一昨日山本守之先生の講義を拝聴させて頂きました。
その中で特に頭に残ったのが消費税の益税という話です。
課税売上割合が95%以上の場合の課税仕入は100%控除されます。
いかなる事業者でも多かれ少なかれ非課税売上はある。(預金利息、社宅等)
95%ル-ルは課税売上の計算が煩雑な為、事務処理の煩雑さを避けるという理由で設けられたもの。
であれば中小企業に対する特例であればわかるが大企業も含めたことで致命的な欠陥を抱え
巨額の「 益税 」が生じた言われています。
ここで先生は益税とは法構成上の不備から事業者が本来、納付すべき税が納付されていないものととらえています。

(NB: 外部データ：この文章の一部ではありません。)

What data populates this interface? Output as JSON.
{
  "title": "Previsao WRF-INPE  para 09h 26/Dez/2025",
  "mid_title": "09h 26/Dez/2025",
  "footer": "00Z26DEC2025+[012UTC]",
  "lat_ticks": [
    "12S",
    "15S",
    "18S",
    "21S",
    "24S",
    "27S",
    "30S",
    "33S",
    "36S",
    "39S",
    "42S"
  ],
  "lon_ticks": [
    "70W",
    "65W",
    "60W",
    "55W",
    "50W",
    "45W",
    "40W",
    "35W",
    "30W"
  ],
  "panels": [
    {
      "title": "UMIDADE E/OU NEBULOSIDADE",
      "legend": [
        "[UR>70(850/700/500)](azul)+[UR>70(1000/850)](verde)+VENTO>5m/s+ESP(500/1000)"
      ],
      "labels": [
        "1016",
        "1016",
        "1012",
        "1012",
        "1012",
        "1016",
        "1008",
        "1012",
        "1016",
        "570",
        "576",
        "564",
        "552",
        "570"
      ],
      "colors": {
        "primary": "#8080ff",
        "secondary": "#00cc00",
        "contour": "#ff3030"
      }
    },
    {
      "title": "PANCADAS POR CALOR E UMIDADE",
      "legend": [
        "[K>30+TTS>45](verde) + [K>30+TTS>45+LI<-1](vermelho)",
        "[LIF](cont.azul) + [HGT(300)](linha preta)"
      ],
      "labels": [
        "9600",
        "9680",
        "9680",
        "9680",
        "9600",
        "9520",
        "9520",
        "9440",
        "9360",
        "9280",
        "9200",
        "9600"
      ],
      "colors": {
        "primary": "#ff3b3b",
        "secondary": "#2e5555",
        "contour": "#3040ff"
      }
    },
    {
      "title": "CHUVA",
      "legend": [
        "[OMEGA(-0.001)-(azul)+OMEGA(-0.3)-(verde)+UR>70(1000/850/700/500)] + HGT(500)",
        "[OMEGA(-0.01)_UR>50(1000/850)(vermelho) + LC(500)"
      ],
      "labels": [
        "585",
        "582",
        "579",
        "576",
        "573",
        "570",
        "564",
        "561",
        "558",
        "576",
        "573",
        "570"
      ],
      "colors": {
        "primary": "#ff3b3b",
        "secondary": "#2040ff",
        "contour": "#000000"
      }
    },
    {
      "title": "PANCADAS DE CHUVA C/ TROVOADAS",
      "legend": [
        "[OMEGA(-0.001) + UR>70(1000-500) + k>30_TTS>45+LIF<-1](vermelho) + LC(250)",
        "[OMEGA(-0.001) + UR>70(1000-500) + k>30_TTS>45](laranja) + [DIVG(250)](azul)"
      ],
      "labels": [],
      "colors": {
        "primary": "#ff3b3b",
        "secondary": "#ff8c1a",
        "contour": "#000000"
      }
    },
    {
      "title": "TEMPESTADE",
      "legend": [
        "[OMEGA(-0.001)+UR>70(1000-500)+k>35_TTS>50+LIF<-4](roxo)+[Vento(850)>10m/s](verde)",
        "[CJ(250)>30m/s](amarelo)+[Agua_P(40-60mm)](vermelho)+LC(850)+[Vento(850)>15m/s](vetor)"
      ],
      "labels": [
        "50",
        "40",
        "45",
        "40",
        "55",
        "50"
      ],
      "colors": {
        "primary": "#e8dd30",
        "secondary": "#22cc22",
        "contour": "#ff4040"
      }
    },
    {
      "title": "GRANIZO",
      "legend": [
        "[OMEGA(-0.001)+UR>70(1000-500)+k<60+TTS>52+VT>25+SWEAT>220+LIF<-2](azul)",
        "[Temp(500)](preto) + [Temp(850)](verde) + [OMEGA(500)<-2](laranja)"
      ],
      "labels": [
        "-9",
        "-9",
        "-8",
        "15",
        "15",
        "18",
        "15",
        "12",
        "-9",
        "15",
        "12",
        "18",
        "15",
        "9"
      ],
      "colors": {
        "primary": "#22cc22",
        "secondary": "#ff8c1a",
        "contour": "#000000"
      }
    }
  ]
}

日税研究賞の入選論文の中で大企業14社を選んで計算した益税はなんと119億7,600万円!
A社は課税売上割合が0.9911で益税額がなんと42億3千400万円!です。
自販機作戦で会計検査院が還付額300万以上の高額還付申告者は総額8億円と報じています。
消費税率の議論がさかんですが95%ル-ルを解決するとどれだけ税収が増えるか・・
小手先の手法ではなく本質的に解決する必要があると指摘されておりました。
拝聴後、大局観にたったお話でいつも勉強をせねば・・と思う次第です。